Common Reasons No AgentID Event Appears

1) The app used an unsupported provider surface

Example:

await client.responses.create(...)

If only chat.completions.create is wrapped, this path bypasses AgentID wrapper telemetry.

For Vercel AI SDK apps, the equivalent mistake is calling an unwrapped model directly instead of the result of withAgentId(...).

2) The app only called guard

Guard can allow the prompt and still produce no final complete row if the post-model ingest step never runs.

3) The app logged completion without token usage

Activity can show the request while cost and ROI stay empty if the completion event omits usage / tokens, uses Model: Not applicable, or uses a custom model id that is not mapped to pricing.

4) The app returned HTTP 200 before its own background telemetry completed

If the application starts background work after sending the response, the worker/runtime may drop the ingest request depending on the framework and hosting model.

5) The wrong system or key was used

Always confirm:

  • AGENTID_API_KEY
  • AGENTID_SYSTEM_ID
  • baseUrl

match the target AgentID environment.

When debugging a client integration, verify in this order:

  1. GET /api/v1/agent/config returns 200
  2. POST /api/v1/guard returns 200 or 403 with the expected client_event_id
  3. POST /api/v1/ingest returns 200 with success: true
  4. the same client_event_id appears in ai_events

If step 2 works but steps 3 and 4 do not, the bug is in the post-model telemetry path, not the guard engine.

Minimal Explicit Integration Pattern

If you are not using a supported automatic wrapper surface, do it explicitly:

1. assemble the full prompt/message history
2. await agent.guard(...) on that full input
3. if denied, stop before calling the provider
4. if allowed/masked, call the provider with the protected input/history
5. mask/protect provider output before returning it to the user
6. read model, usage tokens, and latency from the provider response
7. await agent.log(...) with the protected input/output plus model, usage, and latency
8. include `full_history_protected=true` metadata only if every message in the
provider payload was protected

This is the most reliable integration pattern for custom app architectures.

Since agentid-sdk@0.1.40, fail-open dependency fallback keeps deterministic local PII and secret masking active when /agent/config or /guard is unreachable.
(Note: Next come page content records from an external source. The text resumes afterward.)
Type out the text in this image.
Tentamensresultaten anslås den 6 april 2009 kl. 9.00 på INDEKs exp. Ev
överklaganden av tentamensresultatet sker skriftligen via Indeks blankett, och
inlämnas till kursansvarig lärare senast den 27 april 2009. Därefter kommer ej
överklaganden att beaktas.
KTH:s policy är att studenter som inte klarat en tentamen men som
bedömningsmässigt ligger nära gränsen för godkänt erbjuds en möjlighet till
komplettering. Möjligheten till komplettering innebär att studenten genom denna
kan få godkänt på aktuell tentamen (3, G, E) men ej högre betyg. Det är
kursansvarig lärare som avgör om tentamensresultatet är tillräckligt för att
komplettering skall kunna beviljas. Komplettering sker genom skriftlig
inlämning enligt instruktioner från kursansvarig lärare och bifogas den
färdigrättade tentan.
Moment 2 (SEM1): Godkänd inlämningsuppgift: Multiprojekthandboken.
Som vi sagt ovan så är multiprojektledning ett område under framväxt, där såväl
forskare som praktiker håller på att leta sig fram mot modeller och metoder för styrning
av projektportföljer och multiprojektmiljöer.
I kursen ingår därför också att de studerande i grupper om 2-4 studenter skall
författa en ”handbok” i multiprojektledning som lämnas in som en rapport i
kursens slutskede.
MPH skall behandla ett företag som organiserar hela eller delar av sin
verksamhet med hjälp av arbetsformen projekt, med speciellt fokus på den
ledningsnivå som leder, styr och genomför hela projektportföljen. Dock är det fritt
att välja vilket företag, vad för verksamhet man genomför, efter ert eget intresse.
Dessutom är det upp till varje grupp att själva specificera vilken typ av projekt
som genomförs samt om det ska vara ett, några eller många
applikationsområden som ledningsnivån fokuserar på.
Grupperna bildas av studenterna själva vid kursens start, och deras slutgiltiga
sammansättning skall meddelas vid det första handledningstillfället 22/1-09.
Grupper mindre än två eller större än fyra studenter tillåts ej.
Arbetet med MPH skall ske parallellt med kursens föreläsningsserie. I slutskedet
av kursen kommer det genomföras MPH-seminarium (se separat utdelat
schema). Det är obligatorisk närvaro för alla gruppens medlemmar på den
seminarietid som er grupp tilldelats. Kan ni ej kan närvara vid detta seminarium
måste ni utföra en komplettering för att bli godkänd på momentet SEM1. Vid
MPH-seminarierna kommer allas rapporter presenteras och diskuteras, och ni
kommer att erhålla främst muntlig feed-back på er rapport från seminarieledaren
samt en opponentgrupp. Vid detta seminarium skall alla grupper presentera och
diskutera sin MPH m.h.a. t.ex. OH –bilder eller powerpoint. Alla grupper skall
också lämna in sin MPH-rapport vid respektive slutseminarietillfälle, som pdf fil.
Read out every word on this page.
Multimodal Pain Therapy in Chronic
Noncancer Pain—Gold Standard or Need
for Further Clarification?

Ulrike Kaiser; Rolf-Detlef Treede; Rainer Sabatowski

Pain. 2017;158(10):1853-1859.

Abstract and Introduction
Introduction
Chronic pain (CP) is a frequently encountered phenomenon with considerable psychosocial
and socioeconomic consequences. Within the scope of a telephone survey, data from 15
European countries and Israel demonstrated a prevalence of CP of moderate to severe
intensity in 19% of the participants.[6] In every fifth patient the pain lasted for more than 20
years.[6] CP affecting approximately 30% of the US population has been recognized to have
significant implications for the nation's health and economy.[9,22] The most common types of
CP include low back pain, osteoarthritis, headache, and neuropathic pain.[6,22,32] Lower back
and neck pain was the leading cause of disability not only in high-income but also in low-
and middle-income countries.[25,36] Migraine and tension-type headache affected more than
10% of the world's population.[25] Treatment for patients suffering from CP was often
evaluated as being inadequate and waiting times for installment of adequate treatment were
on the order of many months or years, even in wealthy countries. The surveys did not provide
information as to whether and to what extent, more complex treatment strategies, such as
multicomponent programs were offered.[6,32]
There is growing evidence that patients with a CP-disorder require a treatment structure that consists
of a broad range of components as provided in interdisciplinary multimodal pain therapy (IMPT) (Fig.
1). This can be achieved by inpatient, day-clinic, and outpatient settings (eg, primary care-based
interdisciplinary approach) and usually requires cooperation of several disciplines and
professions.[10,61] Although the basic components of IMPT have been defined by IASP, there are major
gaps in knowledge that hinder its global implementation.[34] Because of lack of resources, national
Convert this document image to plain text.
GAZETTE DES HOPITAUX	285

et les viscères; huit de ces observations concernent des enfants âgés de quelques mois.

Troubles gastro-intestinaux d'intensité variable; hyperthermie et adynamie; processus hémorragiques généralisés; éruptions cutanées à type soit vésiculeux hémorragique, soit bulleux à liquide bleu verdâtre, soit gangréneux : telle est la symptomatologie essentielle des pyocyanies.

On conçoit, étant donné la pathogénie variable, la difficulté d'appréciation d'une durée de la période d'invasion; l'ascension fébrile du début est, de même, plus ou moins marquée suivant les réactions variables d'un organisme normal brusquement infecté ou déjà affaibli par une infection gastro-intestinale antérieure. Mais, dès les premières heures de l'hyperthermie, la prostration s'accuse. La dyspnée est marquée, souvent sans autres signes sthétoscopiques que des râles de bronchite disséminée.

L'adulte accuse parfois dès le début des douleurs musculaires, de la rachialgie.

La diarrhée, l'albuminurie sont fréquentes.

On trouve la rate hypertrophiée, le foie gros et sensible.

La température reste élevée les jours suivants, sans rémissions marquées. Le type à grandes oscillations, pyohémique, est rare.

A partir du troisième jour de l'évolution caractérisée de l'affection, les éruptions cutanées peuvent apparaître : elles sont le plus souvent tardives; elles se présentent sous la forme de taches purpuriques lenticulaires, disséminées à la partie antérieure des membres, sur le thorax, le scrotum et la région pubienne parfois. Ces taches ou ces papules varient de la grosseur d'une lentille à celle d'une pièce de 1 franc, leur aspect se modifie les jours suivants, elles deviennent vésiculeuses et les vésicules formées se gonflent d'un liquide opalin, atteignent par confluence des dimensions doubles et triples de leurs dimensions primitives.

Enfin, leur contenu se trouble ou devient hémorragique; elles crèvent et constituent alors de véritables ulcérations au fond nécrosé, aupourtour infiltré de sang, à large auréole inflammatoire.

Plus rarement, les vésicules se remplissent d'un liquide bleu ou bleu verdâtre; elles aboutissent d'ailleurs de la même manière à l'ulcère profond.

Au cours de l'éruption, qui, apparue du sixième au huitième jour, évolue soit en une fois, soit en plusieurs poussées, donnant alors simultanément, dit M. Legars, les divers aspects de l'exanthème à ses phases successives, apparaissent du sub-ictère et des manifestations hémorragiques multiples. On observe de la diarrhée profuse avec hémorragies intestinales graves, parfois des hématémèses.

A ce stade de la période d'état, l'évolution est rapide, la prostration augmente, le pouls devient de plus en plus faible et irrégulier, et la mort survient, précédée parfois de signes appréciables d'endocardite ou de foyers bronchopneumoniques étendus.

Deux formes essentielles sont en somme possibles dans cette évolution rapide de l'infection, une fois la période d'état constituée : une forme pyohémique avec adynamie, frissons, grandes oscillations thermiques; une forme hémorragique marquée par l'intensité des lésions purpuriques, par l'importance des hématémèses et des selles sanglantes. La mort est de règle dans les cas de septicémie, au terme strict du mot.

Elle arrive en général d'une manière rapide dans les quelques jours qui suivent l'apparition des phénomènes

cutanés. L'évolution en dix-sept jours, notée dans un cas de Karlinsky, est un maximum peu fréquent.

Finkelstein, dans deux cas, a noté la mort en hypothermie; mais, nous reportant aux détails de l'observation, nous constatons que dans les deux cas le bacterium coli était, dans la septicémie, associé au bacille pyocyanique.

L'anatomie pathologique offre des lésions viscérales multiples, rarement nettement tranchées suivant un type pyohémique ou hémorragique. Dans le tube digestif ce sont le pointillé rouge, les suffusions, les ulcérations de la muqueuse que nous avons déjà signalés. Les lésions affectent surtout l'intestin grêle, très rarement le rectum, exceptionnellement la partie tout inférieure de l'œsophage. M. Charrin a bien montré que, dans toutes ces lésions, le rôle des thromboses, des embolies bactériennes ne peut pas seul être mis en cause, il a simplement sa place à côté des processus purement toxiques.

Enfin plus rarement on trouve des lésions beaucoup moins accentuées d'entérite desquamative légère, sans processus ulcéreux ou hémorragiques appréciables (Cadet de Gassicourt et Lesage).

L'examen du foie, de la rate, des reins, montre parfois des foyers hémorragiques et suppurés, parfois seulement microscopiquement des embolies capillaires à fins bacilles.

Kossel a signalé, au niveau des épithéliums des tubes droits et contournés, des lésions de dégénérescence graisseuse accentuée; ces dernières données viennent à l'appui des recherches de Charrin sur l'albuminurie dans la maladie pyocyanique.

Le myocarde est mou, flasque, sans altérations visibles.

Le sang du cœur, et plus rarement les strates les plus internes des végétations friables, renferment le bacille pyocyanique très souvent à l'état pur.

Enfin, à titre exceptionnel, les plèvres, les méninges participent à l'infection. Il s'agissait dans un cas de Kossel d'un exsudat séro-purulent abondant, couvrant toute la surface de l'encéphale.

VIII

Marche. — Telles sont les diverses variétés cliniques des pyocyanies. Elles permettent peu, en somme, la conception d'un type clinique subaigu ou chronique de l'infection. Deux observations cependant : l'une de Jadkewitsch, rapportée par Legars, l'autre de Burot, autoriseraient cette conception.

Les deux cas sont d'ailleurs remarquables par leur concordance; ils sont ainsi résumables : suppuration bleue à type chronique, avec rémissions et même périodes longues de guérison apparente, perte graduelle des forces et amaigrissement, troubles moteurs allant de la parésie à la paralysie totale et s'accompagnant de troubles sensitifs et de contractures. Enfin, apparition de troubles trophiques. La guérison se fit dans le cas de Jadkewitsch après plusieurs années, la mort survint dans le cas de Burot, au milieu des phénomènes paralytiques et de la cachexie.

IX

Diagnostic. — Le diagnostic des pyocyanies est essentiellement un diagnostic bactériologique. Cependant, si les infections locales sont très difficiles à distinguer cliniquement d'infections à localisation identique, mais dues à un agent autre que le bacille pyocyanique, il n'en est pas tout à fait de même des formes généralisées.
Fail-open can preserve availability, but it must not be interpreted as permission to send raw sensitive text to the model provider.

For Node/OpenAI manual routes, use the SDK helper on the same messages object that will be sent to the provider:

The important integration detail is the unit of work: one provider call should produce one protected history and one guard() call. Do not iterate over old messages and emit one guard event per prior turn.

import { AgentID, protectMessageHistory } from "agentid-sdk";

const agent = new AgentID();
const protectedHistory = protectMessageHistory(body.messages, {
pii: true,
secrets: true,
});

const verdict = await agent.guard({
system_id: process.env.AGENTID_SYSTEM_ID!,
input: extractLatestUserInput(protectedHistory.messages),
model: "gpt-4o-mini",
metadata: {
runtime_surface: "manual_provider_integration",
full_history_protected: true,
messages_count: body.messages.length,
protected_messages_count: protectedHistory.messages.length,
prompt_text_parts_count: protectedHistory.textPartsCount,
transformed_prompt_text_parts_count:
protectedHistory.transformedTextPartsCount,
},
});
if (!verdict.allowed) throw new Error(`Blocked: ${verdict.reason}`);

const response = await openai.chat.completions.create({
model: "gpt-4o-mini",
messages: protectedHistory.messages,
});

If the application already uses Vercel AI SDK and does not need custom manual orchestration, prefer agentid-vercel-sdk instead of rebuilding this lifecycle by hand.

Release Verification

Before deploying or publishing SDK packages from the monorepo, run:

npm run audit:all
npm run qa:production-gate

audit:all checks the root app, agentid-sdk, packages/vercel-sdk, and packages/browser-extension. The production gate then runs secret scanning, audits, lint, typecheck, unit tests, SDK builds/tests, browser extension tests/typecheck/review build, and the Next production build.